Me hizo seguir viendo cómo salió la Virgen al camino del Calvario a verlo, y  lo vio muy desfigurado. Y le dijo en el alma: Saborea aquí al que buscas. Y sentía yo también sentía angustia  por verla ella tan angustiada. Yo veía al Señor tan quebrantado y desfigurado, más se le reconocía porque tenía consigo aquella divinidad y majestad que nunca pudo ser oscurecida ni por sus tormentos. Y le dije: Aunque estáis, Señor, desfigurado, bien reconozco sois el que he tenido conmigo, el que me ha acompañado en mis cosas, el que ha sido mi maestro en el camino de la cruz.
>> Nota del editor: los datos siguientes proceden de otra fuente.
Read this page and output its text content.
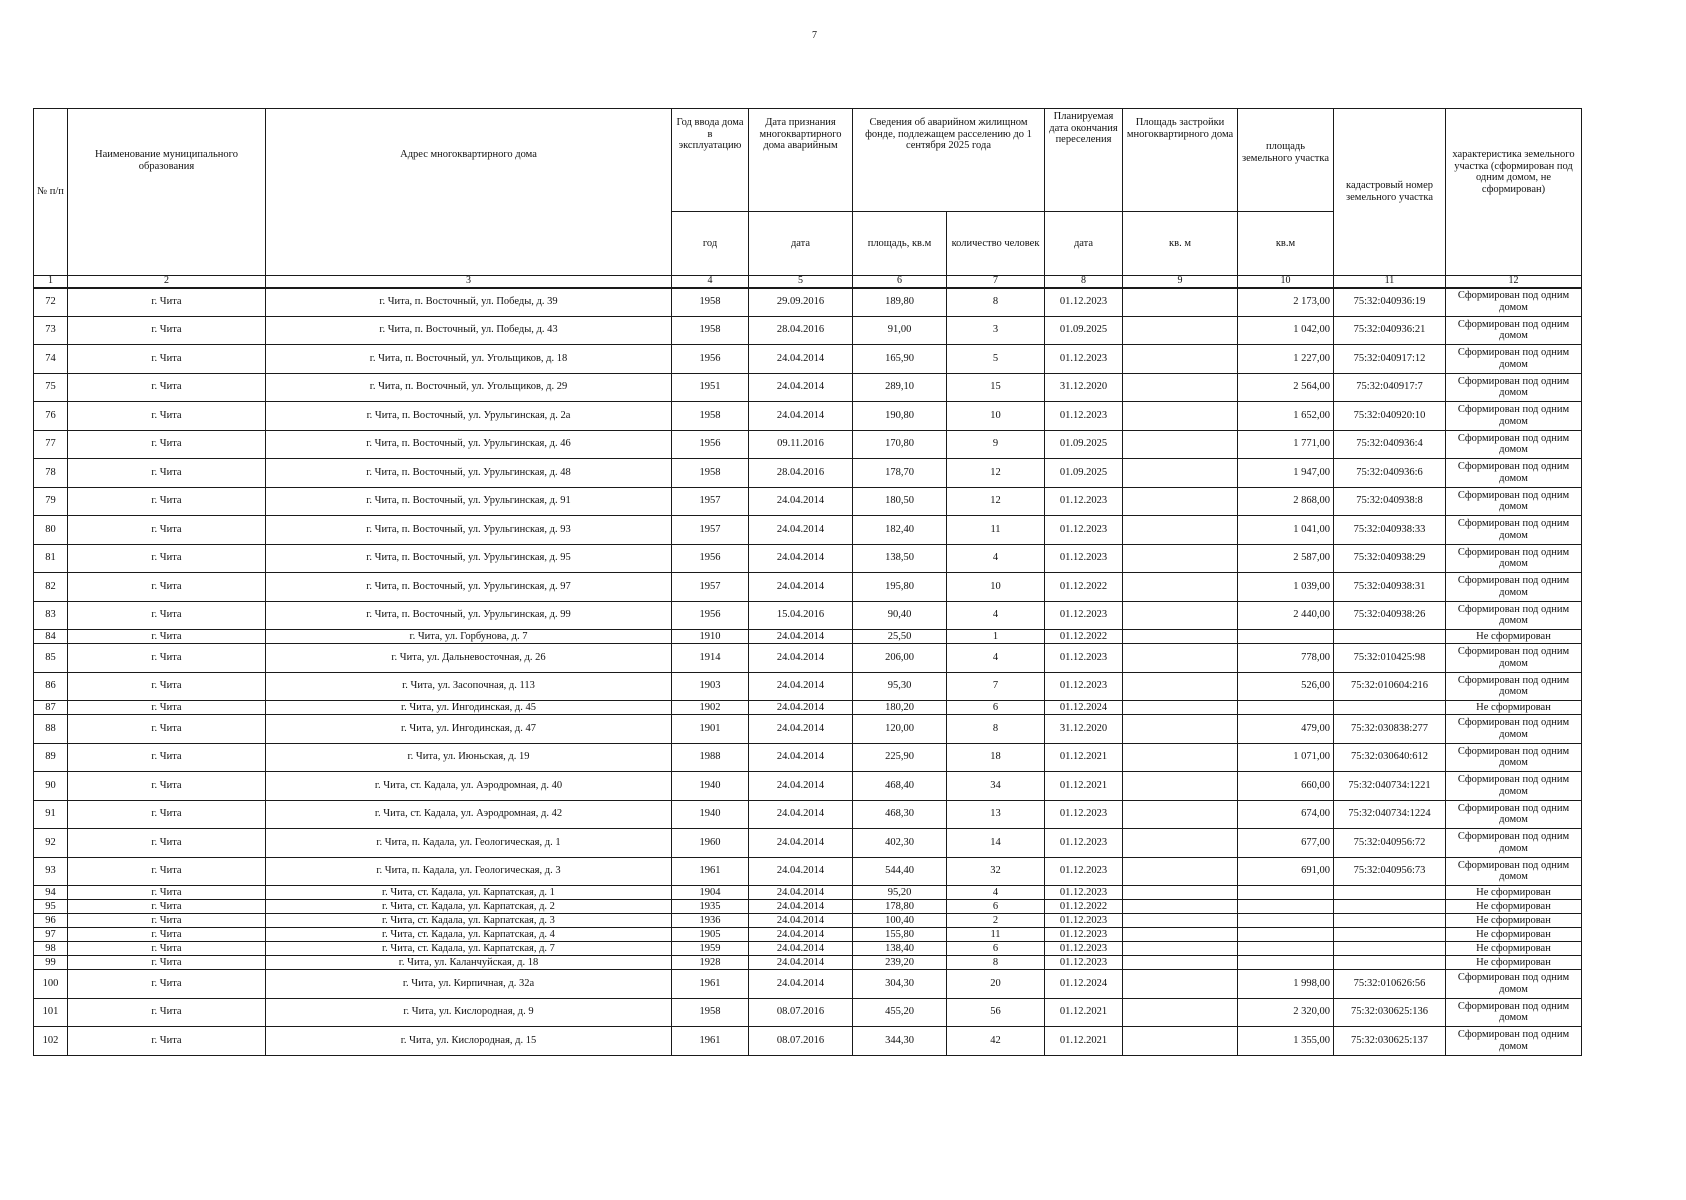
7
№ п/п	Наименование муниципального образования	Адрес многоквартирного дома	Год ввода дома в эксплуатацию	Дата признания многоквартирного дома аварийным	Сведения об аварийном жилищном фонде, подлежащем расселению до 1 сентября 2025 года		Планируемая дата окончания переселения	Площадь застройки многоквартирного дома	площадь земельного участка	кадастровый номер земельного участка	характеристика земельного участка (сформирован под одним домом, не сформирован)
			год	дата	площадь, кв.м	количество человек	дата	кв. м	кв.м		
1	2	3	4	5	6	7	8	9	10	11	12
72	г. Чита	г. Чита, п. Восточный, ул. Победы, д. 39	1958	29.09.2016	189,80	8	01.12.2023		2 173,00	75:32:040936:19	Сформирован под одним домом
73	г. Чита	г. Чита, п. Восточный, ул. Победы, д. 43	1958	28.04.2016	91,00	3	01.09.2025		1 042,00	75:32:040936:21	Сформирован под одним домом
74	г. Чита	г. Чита, п. Восточный, ул. Угольщиков, д. 18	1956	24.04.2014	165,90	5	01.12.2023		1 227,00	75:32:040917:12	Сформирован под одним домом
75	г. Чита	г. Чита, п. Восточный, ул. Угольщиков, д. 29	1951	24.04.2014	289,10	15	31.12.2020		2 564,00	75:32:040917:7	Сформирован под одним домом
76	г. Чита	г. Чита, п. Восточный, ул. Урульгинская, д. 2а	1958	24.04.2014	190,80	10	01.12.2023		1 652,00	75:32:040920:10	Сформирован под одним домом
77	г. Чита	г. Чита, п. Восточный, ул. Урульгинская, д. 46	1956	09.11.2016	170,80	9	01.09.2025		1 771,00	75:32:040936:4	Сформирован под одним домом
78	г. Чита	г. Чита, п. Восточный, ул. Урульгинская, д. 48	1958	28.04.2016	178,70	12	01.09.2025		1 947,00	75:32:040936:6	Сформирован под одним домом
79	г. Чита	г. Чита, п. Восточный, ул. Урульгинская, д. 91	1957	24.04.2014	180,50	12	01.12.2023		2 868,00	75:32:040938:8	Сформирован под одним домом
80	г. Чита	г. Чита, п. Восточный, ул. Урульгинская, д. 93	1957	24.04.2014	182,40	11	01.12.2023		1 041,00	75:32:040938:33	Сформирован под одним домом
81	г. Чита	г. Чита, п. Восточный, ул. Урульгинская, д. 95	1956	24.04.2014	138,50	4	01.12.2023		2 587,00	75:32:040938:29	Сформирован под одним домом
82	г. Чита	г. Чита, п. Восточный, ул. Урульгинская, д. 97	1957	24.04.2014	195,80	10	01.12.2022		1 039,00	75:32:040938:31	Сформирован под одним домом
83	г. Чита	г. Чита, п. Восточный, ул. Урульгинская, д. 99	1956	15.04.2016	90,40	4	01.12.2023		2 440,00	75:32:040938:26	Сформирован под одним домом
84	г. Чита	г. Чита, ул. Горбунова, д. 7	1910	24.04.2014	25,50	1	01.12.2022				Не сформирован
85	г. Чита	г. Чита, ул. Дальневосточная, д. 26	1914	24.04.2014	206,00	4	01.12.2023		778,00	75:32:010425:98	Сформирован под одним домом
86	г. Чита	г. Чита, ул. Засопочная, д. 113	1903	24.04.2014	95,30	7	01.12.2023		526,00	75:32:010604:216	Сформирован под одним домом
87	г. Чита	г. Чита, ул. Ингодинская, д. 45	1902	24.04.2014	180,20	6	01.12.2024				Не сформирован
88	г. Чита	г. Чита, ул. Ингодинская, д. 47	1901	24.04.2014	120,00	8	31.12.2020		479,00	75:32:030838:277	Сформирован под одним домом
89	г. Чита	г. Чита, ул. Июньская, д. 19	1988	24.04.2014	225,90	18	01.12.2021		1 071,00	75:32:030640:612	Сформирован под одним домом
90	г. Чита	г. Чита, ст. Кадала, ул. Аэродромная, д. 40	1940	24.04.2014	468,40	34	01.12.2021		660,00	75:32:040734:1221	Сформирован под одним домом
91	г. Чита	г. Чита, ст. Кадала, ул. Аэродромная, д. 42	1940	24.04.2014	468,30	13	01.12.2023		674,00	75:32:040734:1224	Сформирован под одним домом
92	г. Чита	г. Чита, п. Кадала, ул. Геологическая, д. 1	1960	24.04.2014	402,30	14	01.12.2023		677,00	75:32:040956:72	Сформирован под одним домом
93	г. Чита	г. Чита, п. Кадала, ул. Геологическая, д. 3	1961	24.04.2014	544,40	32	01.12.2023		691,00	75:32:040956:73	Сформирован под одним домом
94	г. Чита	г. Чита, ст. Кадала, ул. Карпатская, д. 1	1904	24.04.2014	95,20	4	01.12.2023				Не сформирован
95	г. Чита	г. Чита, ст. Кадала, ул. Карпатская, д. 2	1935	24.04.2014	178,80	6	01.12.2022				Не сформирован
96	г. Чита	г. Чита, ст. Кадала, ул. Карпатская, д. 3	1936	24.04.2014	100,40	2	01.12.2023				Не сформирован
97	г. Чита	г. Чита, ст. Кадала, ул. Карпатская, д. 4	1905	24.04.2014	155,80	11	01.12.2023				Не сформирован
98	г. Чита	г. Чита, ст. Кадала, ул. Карпатская, д. 7	1959	24.04.2014	138,40	6	01.12.2023				Не сформирован
99	г. Чита	г. Чита, ул. Каланчуйская, д. 18	1928	24.04.2014	239,20	8	01.12.2023				Не сформирован
100	г. Чита	г. Чита, ул. Кирпичная, д. 32а	1961	24.04.2014	304,30	20	01.12.2024		1 998,00	75:32:010626:56	Сформирован под одним домом
101	г. Чита	г. Чита, ул. Кислородная, д. 9	1958	08.07.2016	455,20	56	01.12.2021		2 320,00	75:32:030625:136	Сформирован под одним домом
102	г. Чита	г. Чита, ул. Кислородная, д. 15	1961	08.07.2016	344,30	42	01.12.2021		1 355,00	75:32:030625:137	Сформирован под одним домом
Y así, os confieso por Señor y guía.

Aunque con esta vista desfallecía mi alma de dolor, la misma que la hería la alentaba a ver más y seguir más al Señor. Vile caer con la cruz, consumiendo todas sus fuerzas en el gusto de su Padre. Y en este paso, el alma del Señor estuvo como anegada en las maldades, sin suelo ni número, de los que se habían de condenar por no estimar en nada su sangre, sus dolores, su muerte. Y juntándose esto con el peso de la cruz y la flaqueza del cuerpo, dio consigo y con la cruz en el suelo. Y aquí fue donde fueron más duras sus penas y donde padeció más.      
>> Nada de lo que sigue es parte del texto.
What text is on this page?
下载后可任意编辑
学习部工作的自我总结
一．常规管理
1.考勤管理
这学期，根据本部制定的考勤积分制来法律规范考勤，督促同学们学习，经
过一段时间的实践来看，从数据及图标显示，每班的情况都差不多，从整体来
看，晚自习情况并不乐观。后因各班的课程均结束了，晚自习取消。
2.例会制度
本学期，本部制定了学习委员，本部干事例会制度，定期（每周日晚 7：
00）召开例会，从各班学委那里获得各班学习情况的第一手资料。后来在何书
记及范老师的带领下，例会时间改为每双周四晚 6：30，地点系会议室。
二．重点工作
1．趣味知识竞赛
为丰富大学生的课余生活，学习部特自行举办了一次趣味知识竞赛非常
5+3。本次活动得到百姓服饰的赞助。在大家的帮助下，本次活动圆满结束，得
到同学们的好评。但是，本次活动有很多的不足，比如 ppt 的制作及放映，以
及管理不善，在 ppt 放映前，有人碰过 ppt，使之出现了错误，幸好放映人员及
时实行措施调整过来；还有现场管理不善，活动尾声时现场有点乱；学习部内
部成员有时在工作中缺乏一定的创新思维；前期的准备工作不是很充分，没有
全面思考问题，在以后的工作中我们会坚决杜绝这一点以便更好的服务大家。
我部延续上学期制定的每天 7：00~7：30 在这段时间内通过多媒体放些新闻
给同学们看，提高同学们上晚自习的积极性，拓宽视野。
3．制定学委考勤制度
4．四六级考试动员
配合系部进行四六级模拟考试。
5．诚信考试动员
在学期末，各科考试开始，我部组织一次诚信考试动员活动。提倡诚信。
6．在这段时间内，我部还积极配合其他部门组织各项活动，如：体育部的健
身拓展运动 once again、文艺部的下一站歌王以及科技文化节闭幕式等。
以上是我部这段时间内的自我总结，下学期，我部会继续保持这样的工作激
Es casi exactamente así  es como la
 describe M. María Evangelista,
cuatro siglos antes.

 Yo lo contemplaba con la Corona puesta, corriendo sangre por todas las partes de su rostro y cabeza. Atadas y cruzadas las manos que tenían poder infinito... Estaba con mucha gravedad y compostura, y corría la sangre por el rostro tan fresca como cuando la derramaba. Poco de su rostro dejaba que no estaba corriendo unos arroyos e hilos de sangre que de su cabeza salían. Y era un dolor tan muy extremo, pero  su gracia su hermosura era tanta que con estar su rostro  tan desfigurado como se ha dicho, arrojaba de sí unos rayos de luz que lo atravesaban.
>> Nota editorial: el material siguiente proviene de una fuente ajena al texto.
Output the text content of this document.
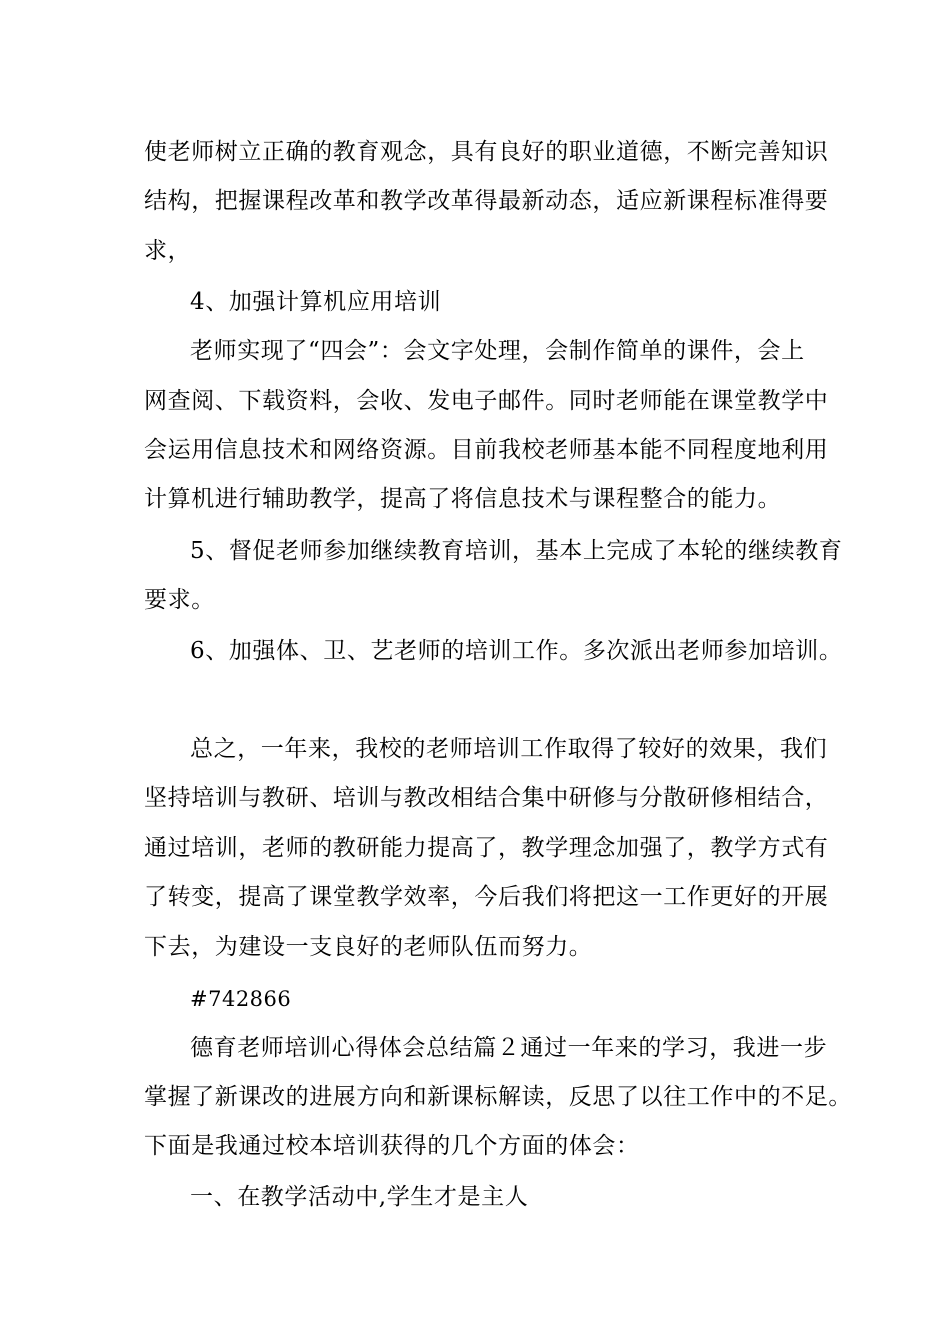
使老师树立正确的教育观念，具有良好的职业道德，不断完善知识
结构，把握课程改革和教学改革得最新动态，适应新课程标准得要
求，
4、加强计算机应用培训
老师实现了“四会”：会文字处理，会制作简单的课件，会上
网查阅、下载资料，会收、发电子邮件。同时老师能在课堂教学中
会运用信息技术和网络资源。目前我校老师基本能不同程度地利用
计算机进行辅助教学，提高了将信息技术与课程整合的能力。
5、督促老师参加继续教育培训，基本上完成了本轮的继续教育
要求。
6、加强体、卫、艺老师的培训工作。多次派出老师参加培训。
总之，一年来，我校的老师培训工作取得了较好的效果，我们
坚持培训与教研、培训与教改相结合集中研修与分散研修相结合，
通过培训，老师的教研能力提高了，教学理念加强了，教学方式有
了转变，提高了课堂教学效率，今后我们将把这一工作更好的开展
下去，为建设一支良好的老师队伍而努力。
#742866
德育老师培训心得体会总结篇２通过一年来的学习，我进一步
掌握了新课改的进展方向和新课标解读，反思了以往工作中的不足。
下面是我通过校本培训获得的几个方面的体会：
一、在教学活动中,学生才是主人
Ya en  el calvario reparé en especial en la mejilla derecha, donde había recibido la bofetada, que estaba mucho más hinchada y renegrida. Yo, con la compasión, quise llegar a adorarla de cerca  y me lastimé en las espinas de la corona. Y díjome el Señor: No me alivies en eso, que no lo hizo mi Madre y no quiero Yo de ti más que ella. Luego volvió el  Señor a decir que me acordase del pregón con que lo llevaron a ajusticiar, por alborotador del pueblo por haberse declarado Hijo de Dios. Me dijo: María, cuando te pinchen aquellas espinas que te enseñé, y te digan que eres soberbia y tomen  tu verdad a burla, mírame a mí y lo que dicen de mí, y no te quejarás.